A number of studies show that kinder people tend to be happier in general. They experience higher levels of well-being, less stress, and less depressive symptoms.
Other studies have shown that if you take a group of people, and ask them to perform more kind acts in their daily life for a period of time, they report feeling happier at the end of that period than they did at the beginning.
For this purpose, we can define kindness as doing something for, or giving something to other people, without expecting anything in return. You’re purely doing it for the other person’s benefit.
Acts of kindness can vary massively in range and scope. Here are some examples people have used:
- Buying a drink for someone in the queue of the coffee shop
- Seeing someone carrying something heavy and offering to help
- Volunteering at a local charity
- Letting someone cut in front when driving
- Highlighting good work that your colleagues have done
- Paying people a compliment
- Giving away/donating possessions that other people need more than you
- Giving up your seat on pubic transport to let someone else sit down
- Holding doors open for someone
- Giving food, gloves, a blanket or other useful items to homeless people
- Proactive networking – introducing people who are in similar lines of work
- Making an effort to connect with new colleagues or classmates
How to do it
- Five times a week, perform a random act of kindness for another person – over and above that which you would normally do. This may be the key – make it a conscious and deliberate kind act.

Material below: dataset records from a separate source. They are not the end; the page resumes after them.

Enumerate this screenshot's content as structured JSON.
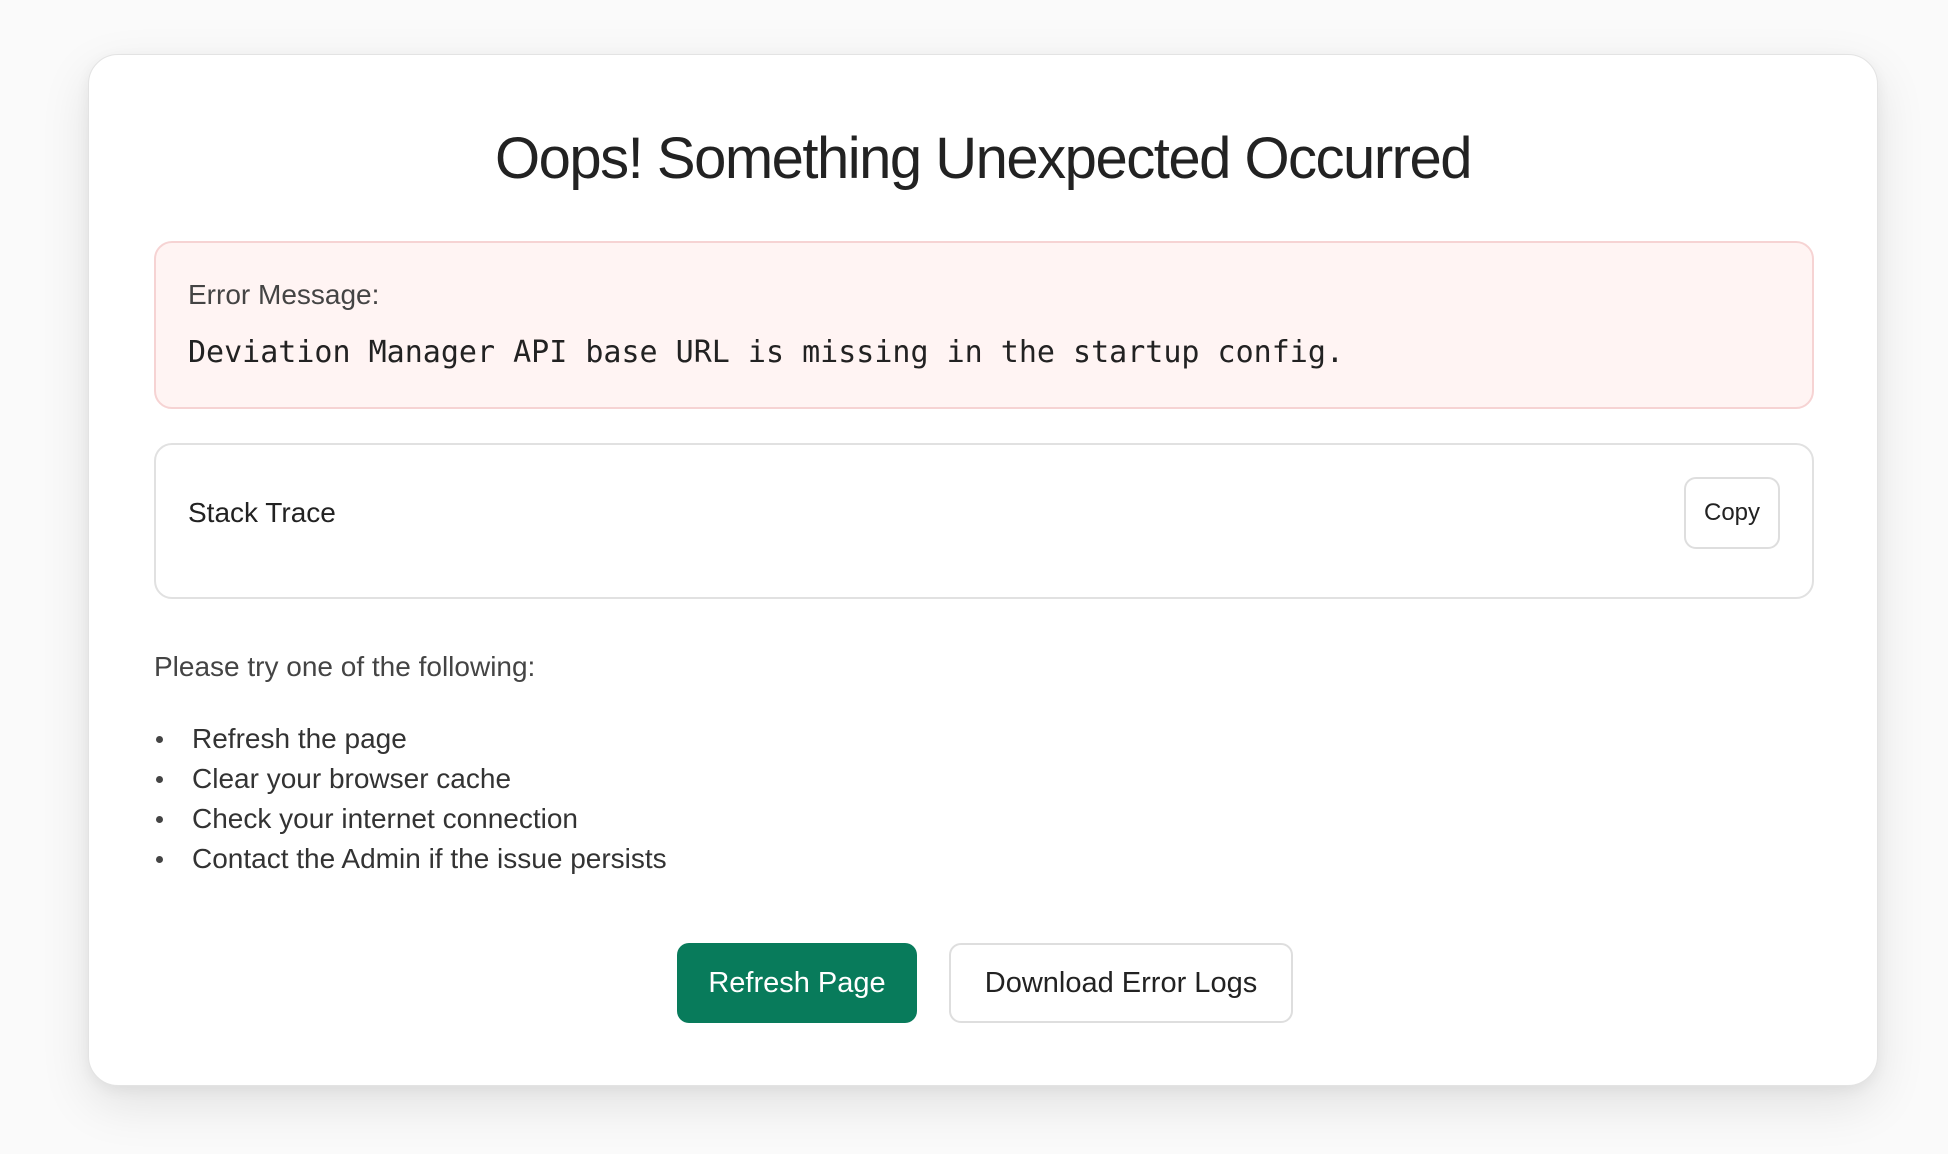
{
  "page": {
    "title": "Oops! Something Unexpected Occurred"
  },
  "error": {
    "label": "Error Message:",
    "message": "Deviation Manager API base URL is missing in the startup config."
  },
  "stack_trace": {
    "title": "Stack Trace",
    "copy_label": "Copy"
  },
  "suggestions": {
    "intro": "Please try one of the following:",
    "items": [
      "Refresh the page",
      "Clear your browser cache",
      "Check your internet connection",
      "Contact the Admin if the issue persists"
    ]
  },
  "actions": {
    "refresh_label": "Refresh Page",
    "download_label": "Download Error Logs"
  },
  "colors": {
    "primary": "#087b5b",
    "error_background": "#fff4f3",
    "error_border": "#f6d3d3"
  }
}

- That’s pretty much it! One study found that people who did the same act of kindness each day didn’t report an increase in happiness after doing this for six weeks. So it might be worth mixing up your kind acts.
Schedule
Studies have tested this for up to six weeks with positive results, but there’s no reason to think the benefits would stop there.
Why it works
Researchers are not completely sure. Here are a few possibilities:
- The fact that kind acts make us feel better suggests that the brain “rewards” us for doing them. Perhaps this has something to do with our evolutionary past – kind acts could help bonding and cooperation within the tribe, so we evolved a feedback loop that encourages us to keep doing them.
- They might help us to get out of our own heads and forget about our problems for a moment.
- They may help us build a more positive image of ourselves, helping us realise that we have some value in society, and can play a role in improving the lives of others – even if only in a small way.
- Our interactions with others can have a huge impact on how we feel. Kind acts tend to produce positive interactions, so if you do 5 extra kind acts per week, you’ll likely have 5 additional positive experiences that week.